Methods: Within a European multicenter observational study, 357 young adults with cerebral palsy aged 19-28 were included. We assessed special healthcare needs, utilization of healthcare services, and satisfaction with healthcare applying the short-form of the YHC-SUN-SF, environmental and social variables (EAEQ) as well as indicators for severity of condition and functionality (e.g., GMFCS) of these participants based on a self-, assisted self- or proxy-reports. We used correlation analyses to explore associations between satisfaction with healthcare and respective indicators related to availability and accessibility of healthcare services as well as severity of the condition. In addition, we included reference values for satisfaction with heath care from young adults with various chronic conditions assessed within population-based surveys from some of the European countries included in the study.

Results: We identified several unmet healthcare needs, especially for widely used and established services (e.g., physical therapy). Satisfaction with healthcare (YHC-SUN-SF general and subscale scores) was moderate to high and almost consistently better for the sample of young adults with cerebral palsy as compared to reference values for young adults with various chronic conditions assessed within general population surveys). Correlation coefficients between satisfaction with healthcare and utilization of services and (unmet) healthcare needs were low, also with different indicators for severity of the condition or functionality.

Conclusion: Young adults with cerebral palsy reports of unmet healthcare needs varied largely but showed substantial deficits in some aspects. This seems to have no impact on the satisfaction with healthcare those patients currently receive. We conclude that these are two different constructs and somewhat independent indicators to evaluate the quality of healthcare. Clinicians and other practitioners should consider this distinction when monitoring patient needs in their daily practice.

Keywords: cerebral palsy; chronic condition; emerging adulthood; healthcare utilization; satisfaction with care; special needs; transition; young adults.

Grants and funding

The author(s) declare financial support was received for the research, authorship, and/or publication of this article.
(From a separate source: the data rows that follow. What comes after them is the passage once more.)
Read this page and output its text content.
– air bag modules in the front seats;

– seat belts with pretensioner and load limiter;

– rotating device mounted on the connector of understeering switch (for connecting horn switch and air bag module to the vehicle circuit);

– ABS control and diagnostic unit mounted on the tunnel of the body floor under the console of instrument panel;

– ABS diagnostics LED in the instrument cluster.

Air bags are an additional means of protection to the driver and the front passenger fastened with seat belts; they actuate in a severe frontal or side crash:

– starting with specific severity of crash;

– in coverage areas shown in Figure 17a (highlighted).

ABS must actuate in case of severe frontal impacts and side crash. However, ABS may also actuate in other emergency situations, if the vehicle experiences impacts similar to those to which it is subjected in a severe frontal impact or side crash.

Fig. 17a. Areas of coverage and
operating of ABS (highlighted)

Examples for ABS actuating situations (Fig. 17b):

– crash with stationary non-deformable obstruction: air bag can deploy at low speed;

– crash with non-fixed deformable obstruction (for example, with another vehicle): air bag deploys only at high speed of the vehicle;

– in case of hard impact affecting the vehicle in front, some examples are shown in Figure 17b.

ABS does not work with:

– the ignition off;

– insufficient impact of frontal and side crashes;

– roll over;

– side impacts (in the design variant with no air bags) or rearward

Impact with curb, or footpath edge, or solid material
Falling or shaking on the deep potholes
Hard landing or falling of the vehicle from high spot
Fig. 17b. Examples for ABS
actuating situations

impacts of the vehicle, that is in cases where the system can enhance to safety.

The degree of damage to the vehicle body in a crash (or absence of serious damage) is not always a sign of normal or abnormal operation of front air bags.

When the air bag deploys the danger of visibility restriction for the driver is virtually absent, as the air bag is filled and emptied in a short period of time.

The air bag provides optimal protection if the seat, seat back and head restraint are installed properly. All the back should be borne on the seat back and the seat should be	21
This work was supported by the Deutsche Forschungsgemeinschaft (DFG) and the French Agence Nationale de la Recherche (ANR) (DFG-ANR No. 316684170) in Germany and France; the Sunnerdahls Handikappfond, the Swedish state under the agreement between Swedish government and the country councils, the ALF-agreement (ALFGBG-726001) in Sweden; and the Fondazione Carivit in Italy and the Federação das Associações Portuguesas de Paralisia Cerebral e Santa Casa da Misericórdia de Lisboa in Portugal. We acknowledge support for the Article Processing Charge from the Open Access Publication Fund of the University of Greifswald. The funders were not involved in any way in the preparation of this manuscript or the decision to submit it.